Source: Michael Ballanger for Streetwise Reports 01/13/2020
Sector expert Michael Ballanger offers his insights into the precious metals markets as 2020 begins.
It was one of those days that all sexagenarians loathe; you have to go to the doctor, and whether it’s the GP (general practitioner) or the dentist or the proctologist, nothing reminds you more rapidly of your advancing age than going to the optometrist.
Now, many of you would say that your annual prostate exam or a root canal or bloodwork would be the dreaded of all medical dreads, but for me, it is having the 50-something eye lady remind me that two years ago (when I last mustered up the courage to see her), my long vision was great and my reading vision required only 150-magnification “cheaters.” Smiling at me as if I just ran the New York Marathon, she then proceeds to tell me that I now require “progressive lenses” and 325-mag reading glasses.
Staring at her with slack-jawed miasma, I tell her that I can “manage just fine” and that since I am constantly losing my Dollar Store reading glasses, I really don’t feel an overwhelming desire to walk around with $900 glasses that will make me feel “like a new and younger man!” I won’t feel very young if I find them in a snowbank after running over them with the Toro Supercharger that does zero-to-thirty in less than sixty seconds and blows snow fifty feet in the air.

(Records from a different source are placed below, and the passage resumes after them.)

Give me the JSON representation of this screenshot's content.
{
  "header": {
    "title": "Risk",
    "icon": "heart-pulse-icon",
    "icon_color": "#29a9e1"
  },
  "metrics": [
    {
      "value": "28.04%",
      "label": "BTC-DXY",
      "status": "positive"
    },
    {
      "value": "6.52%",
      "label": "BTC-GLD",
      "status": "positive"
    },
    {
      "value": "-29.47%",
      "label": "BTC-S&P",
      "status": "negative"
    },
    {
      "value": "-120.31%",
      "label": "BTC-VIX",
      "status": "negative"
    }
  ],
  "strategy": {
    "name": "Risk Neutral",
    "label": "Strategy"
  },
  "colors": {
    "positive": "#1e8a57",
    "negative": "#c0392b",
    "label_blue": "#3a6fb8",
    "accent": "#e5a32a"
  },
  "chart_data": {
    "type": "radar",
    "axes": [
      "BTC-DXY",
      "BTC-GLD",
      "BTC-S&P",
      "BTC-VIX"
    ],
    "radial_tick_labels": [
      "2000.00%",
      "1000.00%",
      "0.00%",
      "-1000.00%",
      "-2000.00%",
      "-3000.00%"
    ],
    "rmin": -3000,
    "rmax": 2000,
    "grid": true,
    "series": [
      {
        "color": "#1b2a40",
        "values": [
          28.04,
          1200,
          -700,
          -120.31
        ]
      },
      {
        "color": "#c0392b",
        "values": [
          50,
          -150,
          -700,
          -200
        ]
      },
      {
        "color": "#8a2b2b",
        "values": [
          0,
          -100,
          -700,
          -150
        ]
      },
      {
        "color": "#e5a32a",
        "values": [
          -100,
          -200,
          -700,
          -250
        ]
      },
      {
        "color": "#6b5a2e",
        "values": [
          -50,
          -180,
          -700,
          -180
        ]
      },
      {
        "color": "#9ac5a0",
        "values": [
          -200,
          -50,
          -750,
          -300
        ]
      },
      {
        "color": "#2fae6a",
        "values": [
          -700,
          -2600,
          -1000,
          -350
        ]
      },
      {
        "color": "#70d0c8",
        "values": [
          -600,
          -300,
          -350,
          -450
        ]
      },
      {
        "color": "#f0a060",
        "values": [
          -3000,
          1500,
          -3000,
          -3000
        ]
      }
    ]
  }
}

Then off I went to the dentist for the afternoon ordeal, only to have this millennial mouth-breather dental technician constantly scold me for “not flossing enough” as she takes her Black & Decker plaque remover to my gums.
Then the Generation X Chinese dentist looks into my mouth with his forehead lamp blinding me and tells me that an “old filling” (from the 1900s, he is sure) has come loose and he will need to clean it up. So, driving home to the site of lovely Lake Scugog, I was astonished that a policeman (who shaves once a month) didn’t pull me over and yank my license for the “unsafe operation of a vehicle” because I can’t read the bottom line of the eye chart or because my root canal from 1937 is failing.
All in all, this was just “one of those days.”